Nigeria/EITI

Federal, States, LG’s Share N3.473trn In Q2 2024 – NEITI

By Stephanie Odiase

Data released by the Nigeria Extractive Industries Transparency Initiative (NEITI) has shown that the Federation Accounts Allocation Committee (FAAC) disbursed N3.473 trillion to the three tiers of government in the second quarter (Q2) of 2024, reflecting an increase of N46.77 billion (1.42%) compared to the first quarter of 2024.

The figures are part of NEITI’s latest Quarterly Report on federation account revenue allocations for Q2 2024, according to the Executive Secretary of NEITI, Dr. Orji Ogbonnaya Orji, who announced the release of the report at the NEITI House, Abuja on Monday.

The Quarterly Review aims to highlight the sources of funds into the federation account and the factors affecting the growth or decline in revenues and distributions over time.

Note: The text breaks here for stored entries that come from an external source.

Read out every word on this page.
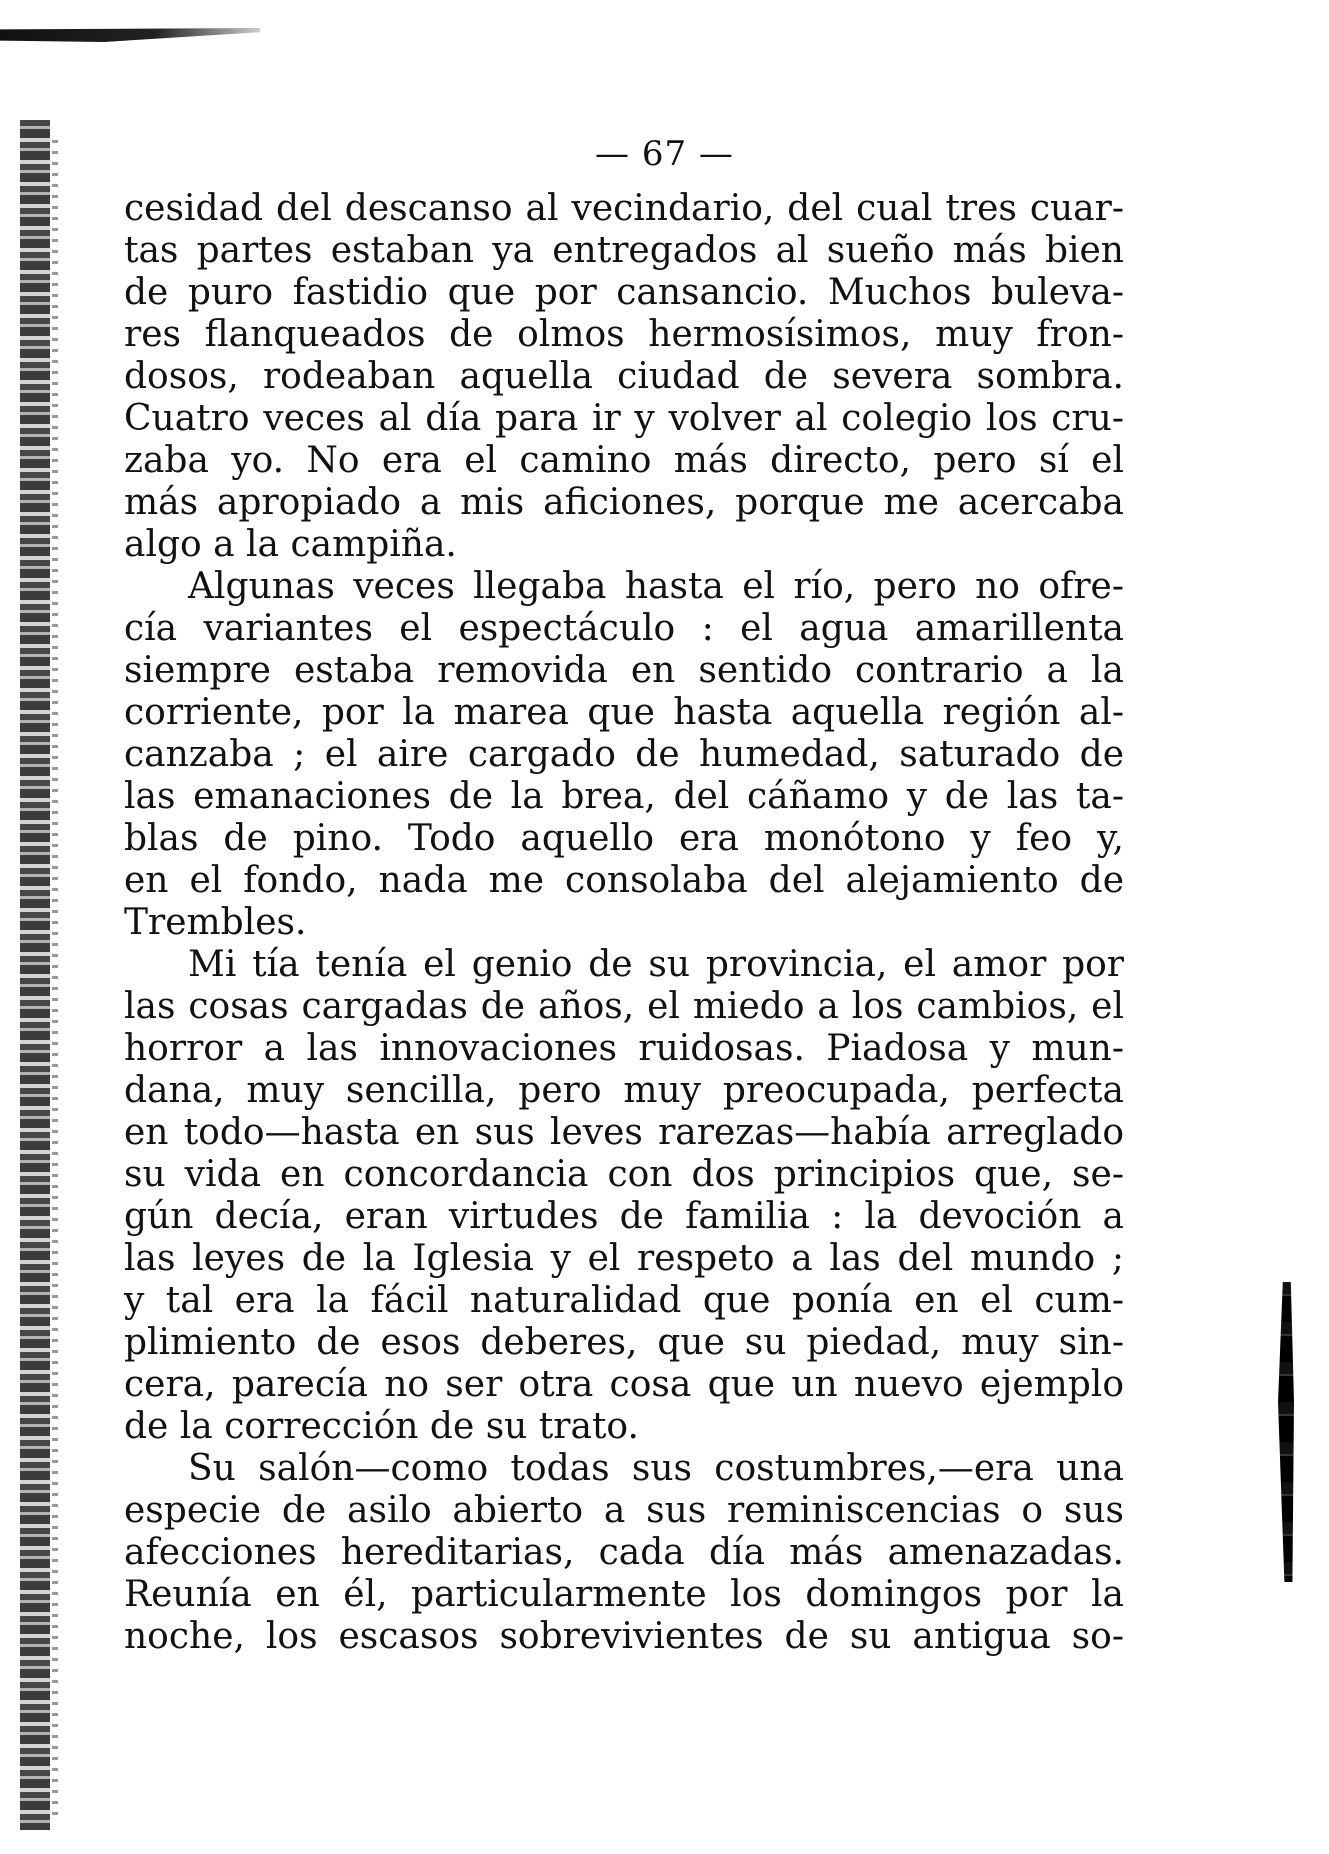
— 67 —
cesidad del descanso al vecindario, del cual tres cuar-
tas partes estaban ya entregados al sueño más bien
de puro fastidio que por cansancio. Muchos buleva-
res flanqueados de olmos hermosísimos, muy fron-
dosos, rodeaban aquella ciudad de severa sombra.
Cuatro veces al día para ir y volver al colegio los cru-
zaba yo. No era el camino más directo, pero sí el
más apropiado a mis aficiones, porque me acercaba
algo a la campiña.
Algunas veces llegaba hasta el río, pero no ofre-
cía variantes el espectáculo : el agua amarillenta
siempre estaba removida en sentido contrario a la
corriente, por la marea que hasta aquella región al-
canzaba ; el aire cargado de humedad, saturado de
las emanaciones de la brea, del cáñamo y de las ta-
blas de pino. Todo aquello era monótono y feo y,
en el fondo, nada me consolaba del alejamiento de
Trembles.
Mi tía tenía el genio de su provincia, el amor por
las cosas cargadas de años, el miedo a los cambios, el
horror a las innovaciones ruidosas. Piadosa y mun-
dana, muy sencilla, pero muy preocupada, perfecta
en todo—hasta en sus leves rarezas—había arreglado
su vida en concordancia con dos principios que, se-
gún decía, eran virtudes de familia : la devoción a
las leyes de la Iglesia y el respeto a las del mundo ;
y tal era la fácil naturalidad que ponía en el cum-
plimiento de esos deberes, que su piedad, muy sin-
cera, parecía no ser otra cosa que un nuevo ejemplo
de la corrección de su trato.
Su salón—como todas sus costumbres,—era una
especie de asilo abierto a sus reminiscencias o sus
afecciones hereditarias, cada día más amenazadas.
Reunía en él, particularmente los domingos por la
noche, los escasos sobrevivientes de su antigua so-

“The ultimate goal of this disclosure is to enhance knowledge, increase awareness, and promote public accountability in the management of public finances,” Dr. Orji stated, while urging citizens and civil society organizations to show interest and strengthen their capacity in budget tracking and monitoring of allocations and disbursements to all tiers of government.

A breakdown of the report reveals that the Federal Government received N1.102 trillion, representing 33.35% of the total allocation, the 36 states received N1.337 trillion (40.47%), the 774 local government councils shared N864.98 billion (26.18%), while the nine oil-producing states received N169.26 billion as their derivation share from mineral revenue.

A comparison with the previous quarter shows that the Federal Government’s allocation decreased by N41.44 billion (3.76%), while state governments saw an increase of N58.13 billion (4.29%), and local government councils experienced a rise of N30.82 billion (3.57%).

The report identified the Nigeria Upstream Petroleum Regulatory Commission (NUPRC), the Federal Inland Revenue Service (FIRS), and the Nigeria Customs Service (NCS) as the main revenue-generating agencies for the Federation Account. Their contributions include oil and gas royalties, petroleum profit tax, company income tax, value-added tax, and import & excise duties.

State-by-State allocations analysis showed that Delta State received the largest share in Q2 2024, with a gross allocation of N137.357 billion, including oil derivation. Lagos State followed with N123.282 billion, and Rivers State came in third with N108.104 billion. Nasarawa, Ebonyi, and Ekiti States received the least, with N24.735 billion and N25.404 billion, respectively.

The report showed that Bauchi State recorded the highest debt deductions in Q2 2024 at N6.49 billion, followed by Ogun State. Anambra State had the least deductions at N115.6 million, while Lagos and Nasarawa recorded no debt deductions for the quarter.

NEITI in a statement by its Assistant Director, Communications & Stakeholders’ Management, Chris Ochonu, recommended that the Central Bank of Nigeria strengthen measures to stabilize the exchange rate and reduce fluctuations in federation account remittances, while States should adopt realistic budget benchmarks for oil production and exports to minimize fiscal shocks from price volatility.